Final Example | CSCI 328

No calculators allowed (if I feel that you have used a calculator, you get minus 15 points). The exam has 6 questions, adding up to 120 points. Your final score is min(your total score on the 5 problems, 100). Please do the problems in order.

Chernoff Bound: Let $\{X_i\}_{i=1}^n$ be i.i.d. Bernoulli random variables and $X = \sum_{i=1}^n X_i$ . Let $\mu = \mathbb{E}[X]$ . Then for any $0 < \delta \le 1$ :

\Pr(X \ge (1+\delta)\mu) \le e^{-\mu\delta^2/3}

Problem 1: Count-Min Sketch (15 pts)

Which real-world problem is the count-min sketch intended to solve? What are the space-requirements and guarantees of the count-min sketch? What other basic data structure would you pair the count-min sketch with to solve the real-world problem stated earlier?

Solution

Real-World Problem

The Count-Min Sketch solves the frequency estimation / heavy hitters problem: given a data stream of items, efficiently answer “what is the frequency $F(y)$ of item $y$ ?” and maintain the top- $K$ most frequent items (“heavy hitters”) using sublinear space.

Space Requirements

The sketch is an $r \times c$ matrix of counters, where:

c = \left\lceil \frac{e}{\varepsilon} \right\rceil \qquad r = \left\lceil \ln\!\left(\frac{1}{\delta}\right) \right\rceil

Total space: $O\!\left(\frac{1}{\varepsilon} \log \frac{1}{\delta}\right)$ counters.

Guarantees

Given a stream of length $m$ , with probability at least $1 - \delta$ the estimated frequency $\widehat{F}(y)$ satisfies:

F(y) \le \widehat{F}(y) \le F(y) + \varepsilon m

The sketch never underestimates, and overestimates by at most an additive $\varepsilon m$ with high probability.

Paired Data Structure

Pair with a min-heap of size $K$ to maintain the top- $K$ heavy hitters. As each new item $x$ arrives, query the sketch for $\widehat{F}(x)$ and compare it against the minimum in the heap; if larger, evict the minimum and insert $x$ .

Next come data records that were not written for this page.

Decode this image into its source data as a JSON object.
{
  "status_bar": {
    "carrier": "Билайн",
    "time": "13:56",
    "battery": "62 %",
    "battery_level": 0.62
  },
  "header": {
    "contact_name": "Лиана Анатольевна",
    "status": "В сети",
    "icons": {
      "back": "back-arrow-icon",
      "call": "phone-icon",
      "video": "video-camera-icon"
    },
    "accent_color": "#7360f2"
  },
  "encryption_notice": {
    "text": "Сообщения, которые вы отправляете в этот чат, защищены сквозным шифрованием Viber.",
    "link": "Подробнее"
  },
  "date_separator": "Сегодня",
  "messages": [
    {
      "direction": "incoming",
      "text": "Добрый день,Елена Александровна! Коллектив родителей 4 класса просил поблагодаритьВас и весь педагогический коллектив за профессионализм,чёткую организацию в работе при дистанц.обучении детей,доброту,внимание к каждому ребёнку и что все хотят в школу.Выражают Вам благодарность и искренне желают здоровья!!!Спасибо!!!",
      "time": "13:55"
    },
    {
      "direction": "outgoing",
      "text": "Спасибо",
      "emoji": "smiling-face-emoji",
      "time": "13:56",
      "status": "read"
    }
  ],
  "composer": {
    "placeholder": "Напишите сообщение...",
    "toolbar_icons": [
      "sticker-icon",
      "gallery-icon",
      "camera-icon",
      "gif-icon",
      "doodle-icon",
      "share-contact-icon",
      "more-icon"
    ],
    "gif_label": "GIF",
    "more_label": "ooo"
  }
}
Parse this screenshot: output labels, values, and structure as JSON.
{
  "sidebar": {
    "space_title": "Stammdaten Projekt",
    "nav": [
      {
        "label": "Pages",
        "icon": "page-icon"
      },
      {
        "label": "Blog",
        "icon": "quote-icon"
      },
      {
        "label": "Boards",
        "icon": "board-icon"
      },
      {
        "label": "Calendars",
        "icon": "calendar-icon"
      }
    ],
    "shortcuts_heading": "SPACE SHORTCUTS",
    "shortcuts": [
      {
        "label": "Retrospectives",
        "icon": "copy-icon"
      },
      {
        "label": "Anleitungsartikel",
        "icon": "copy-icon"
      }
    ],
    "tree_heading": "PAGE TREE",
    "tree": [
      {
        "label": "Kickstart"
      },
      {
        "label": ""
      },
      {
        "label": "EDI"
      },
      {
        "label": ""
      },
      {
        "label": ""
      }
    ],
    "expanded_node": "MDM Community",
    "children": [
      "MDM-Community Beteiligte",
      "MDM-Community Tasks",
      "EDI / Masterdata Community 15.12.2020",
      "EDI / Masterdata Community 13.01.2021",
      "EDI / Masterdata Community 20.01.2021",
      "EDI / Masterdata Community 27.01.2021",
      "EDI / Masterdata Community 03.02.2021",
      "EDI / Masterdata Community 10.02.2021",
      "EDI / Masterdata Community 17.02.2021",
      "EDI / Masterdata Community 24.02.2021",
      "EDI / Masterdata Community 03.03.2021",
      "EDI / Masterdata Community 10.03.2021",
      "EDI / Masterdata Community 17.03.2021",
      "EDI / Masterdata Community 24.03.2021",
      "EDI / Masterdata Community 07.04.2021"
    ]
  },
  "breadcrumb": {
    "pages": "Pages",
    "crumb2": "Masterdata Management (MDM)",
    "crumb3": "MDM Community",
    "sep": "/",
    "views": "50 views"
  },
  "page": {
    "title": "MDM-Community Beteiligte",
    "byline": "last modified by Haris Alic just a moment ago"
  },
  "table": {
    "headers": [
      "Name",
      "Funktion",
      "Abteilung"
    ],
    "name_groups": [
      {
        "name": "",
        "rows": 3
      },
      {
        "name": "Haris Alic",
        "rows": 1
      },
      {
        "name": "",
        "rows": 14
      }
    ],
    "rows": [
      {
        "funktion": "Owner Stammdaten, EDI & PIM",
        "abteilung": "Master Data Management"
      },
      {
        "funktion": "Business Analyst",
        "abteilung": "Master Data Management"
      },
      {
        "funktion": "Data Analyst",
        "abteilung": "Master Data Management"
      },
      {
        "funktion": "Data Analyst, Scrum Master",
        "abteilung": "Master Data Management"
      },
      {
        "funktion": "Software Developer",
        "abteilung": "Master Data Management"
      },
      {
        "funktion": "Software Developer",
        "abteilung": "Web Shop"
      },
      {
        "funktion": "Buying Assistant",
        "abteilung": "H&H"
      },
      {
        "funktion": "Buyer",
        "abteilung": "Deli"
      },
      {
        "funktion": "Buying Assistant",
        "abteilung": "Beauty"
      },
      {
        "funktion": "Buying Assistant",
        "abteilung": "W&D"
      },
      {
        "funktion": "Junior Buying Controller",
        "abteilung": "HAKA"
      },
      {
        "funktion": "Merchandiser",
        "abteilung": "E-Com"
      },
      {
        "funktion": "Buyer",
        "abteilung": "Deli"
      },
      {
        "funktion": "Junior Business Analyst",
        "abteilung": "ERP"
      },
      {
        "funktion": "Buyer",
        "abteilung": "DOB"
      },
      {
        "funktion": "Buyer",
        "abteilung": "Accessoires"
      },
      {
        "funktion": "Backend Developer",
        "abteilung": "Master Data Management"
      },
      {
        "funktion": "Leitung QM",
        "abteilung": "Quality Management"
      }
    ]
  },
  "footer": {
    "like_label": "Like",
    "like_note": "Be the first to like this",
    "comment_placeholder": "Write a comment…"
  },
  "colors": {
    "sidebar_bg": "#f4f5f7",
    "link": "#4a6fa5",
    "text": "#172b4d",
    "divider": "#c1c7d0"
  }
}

Problem 2: Set Membership Storage (18 pts)

You are given a set of $n$ records, where each record is a string (in the English alphabet, all lower case) of length 100. You are asked to store the records in order to solve the membership problem.

(2) What is the membership problem?
(5) In order to always give a correct answer, how many bits (roughly) would you use in total? How many bits per record does that amount to?
(1) Suppose you can only store 13 bits per record. What data structure would you use to solve membership?
(10) What is the guarantee of the data structure above? How often can it make an “error”? You do not need to explain how to build the data structure.

Solution

(2) The Membership Problem

Given a set $S = \{x_1, \ldots, x_n\}$ and a query element $q$ , answer: is $q \in S$ ?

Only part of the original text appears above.